CD: During my schooling, I learned to play with a lot of different mediums and techniques. I don’t stay with one media like most artists do, but I do keep working on the same subject over and over again: the human experience. The human body is always at the center of my work, whether in the form of an immersive installation, part of the “action painting” process, or as the main subject of the piece. I’m fascinated by what it means to be human. We are multifaceted beings.  I use the techniques and materials that support the message I am working on—as Canadian philosopher Marshall McLuhan said, “The medium is the message.’’ 


Photography is a fairly new media in my practice. While searching for the best way to express my body’s distress, I felt like I had to use photography. It’s probably the easiest media to use for me, I think—I only need a camera and a computer—but I somehow need other medias in order to feel fulfilled, creatively speaking. I need to touch and build things, and also move my body and interact with the space around me in my practice as well, which is another part of what being human is.   


I work in a few different ways. Sometimes I have dreams or visions that I try to reproduce as much as possible, only understanding what the mean to me while looking at the final work. Sometimes I have a message I really want to work on and I create something around that. And other times, the media leads the way.     


MH: As I scrolled through your Instagram page, I enjoyed reading your microdiscussions on polarity, spirituality, and other human experiences. How do these topics play into your self-portraiture? Are there other topics or subjects that you would like to illuminate as a driving force to create the work that you do? 


CD: Being human is really something that fascinates me. We’re so complex, and both science and spirituality together can’t even understand half of it. Through my work, I try to understand parts of what it is to be human. And if I don’t fully grasp the extent of it all, I at least ask questions, describe different states of being or analyze patterns. 


Self-portraiture allows me to look at questions centering around the self rather than humanity at large, like I used to before. And I can definitely say that COVID-19 and the whole pandemic have been the cheapest and most potent therapy I ever did. Even though you wouldn’t want to go through trauma again, you’re somewhat glad you did because you grew so much. I believe that’s ultimately what life is about: a collection of different experiences which all lead to the same place: helping you understand all that you are in all your singularities. That’s what I love exploring through my work. 

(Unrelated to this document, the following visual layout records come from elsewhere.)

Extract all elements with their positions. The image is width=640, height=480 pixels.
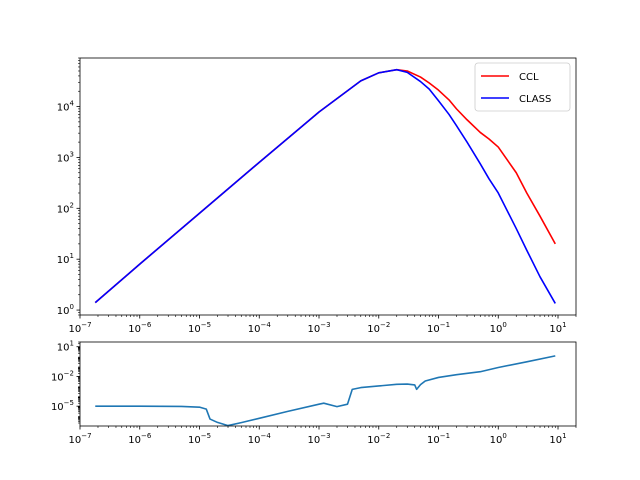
ratio-y-tick-label: 101 <box>57 340 74 354</box>
main-y-tick-label: 104 <box>57 100 75 114</box>
ratio-x-tick-label: 10−7 <box>68 432 91 446</box>
main-x-tick-label: 10−6 <box>128 321 152 335</box>
main-plot-lines <box>94 68 556 304</box>
ratio-line-series-0 <box>95 355 556 427</box>
ratio-plot-panel: 10−7 10−6 10−5 10−4 10−3 10−2 10−1 100 101 10−5 10… <box>51 340 577 446</box>
main-plot-ticks: 10−7 10−6 10−5 10−4 10−3 10−2 10−1 100 101 100 101… <box>57 57 577 335</box>
ratio-x-tick-label: 10−5 <box>188 432 211 446</box>
main-plot-frame <box>79 57 577 316</box>
legend: CCL CLASS <box>474 62 571 112</box>
main-line-class <box>94 68 556 304</box>
ratio-x-tick-label: 10−2 <box>367 432 390 446</box>
ratio-plot-frame <box>79 341 577 427</box>
ratio-plot-area <box>80 342 576 426</box>
ratio-x-tick-label: 10−3 <box>307 432 330 446</box>
main-x-tick-label: 10−7 <box>68 321 91 335</box>
ratio-x-tick-label: 10−4 <box>248 432 272 446</box>
main-plot-panel: 10−7 10−6 10−5 10−4 10−3 10−2 10−1 100 101 100 101… <box>57 57 577 335</box>
main-y-tick-label: 102 <box>57 201 74 215</box>
main-y-tick-label: 103 <box>57 150 74 164</box>
ratio-plot-ticks: 10−7 10−6 10−5 10−4 10−3 10−2 10−1 100 101 10−5 10… <box>51 340 577 446</box>
main-x-tick-label: 10−4 <box>248 321 272 335</box>
ratio-x-tick-label: 10−1 <box>427 432 450 446</box>
ratio-x-tick-label: 10−6 <box>128 432 152 446</box>
main-x-tick-label: 10−5 <box>188 321 211 335</box>
main-x-tick-label: 101 <box>549 321 566 335</box>
main-x-tick-label: 10−3 <box>307 321 330 335</box>
legend-label-class: CLASS <box>519 94 551 105</box>
ratio-x-tick-label: 100 <box>490 432 507 446</box>
main-x-tick-label: 10−2 <box>367 321 390 335</box>
main-y-tick-label: 101 <box>57 252 74 266</box>
main-y-tick-label: 100 <box>57 303 74 317</box>
ratio-plot-lines <box>95 355 556 427</box>
ratio-y-tick-label: 10−5 <box>51 399 74 413</box>
ratio-y-tick-label: 10−2 <box>51 369 74 383</box>
main-x-tick-label: 100 <box>490 321 507 335</box>
legend-box <box>474 62 571 112</box>
legend-label-ccl: CCL <box>519 72 539 83</box>
main-x-tick-label: 10−1 <box>427 321 450 335</box>
ratio-x-tick-label: 101 <box>549 432 566 446</box>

MH: What was your reaction when you discovered that you won the Mary Blair Award for Art? 


CD: I was really happy to be selected. To me, being an artist isn’t about what a piece looks like, but about the message it carries. I know this series is about my personal experience, but a lot of people experienced the same things I went through. And at times, knowing that I wasn’t the only one was the only thing that made me feel better. I feel grateful to be able to share my vision, but I also feel a strong sense of community knowing that we are all in this together.  


This series reflect pains, fears, and questions. It shows what is to be human and the processes of self-realization, of rebuilding ourselves, of becoming stronger, wiser, and more loving and resilient. We became better humans because of it. Let’s celebrate that together. 


MH: Would you like to plug any upcoming shows or creative endeavors that will take place in 2022?


CD: This year has been busy—I’ve been part of eight exhibitions between the US and Europe so far. I’m also working on exciting new projects, including a new series that still uses the body as the main subject and photography as medium, with a mix of geometry in it.  


The way we interact with the space around us and how that space helps us connect with each other on an emotional level is something that I’ve also been increasingly interested in, so I’m planning on working on more installation concepts in the next year. 


This interview has been edited for length.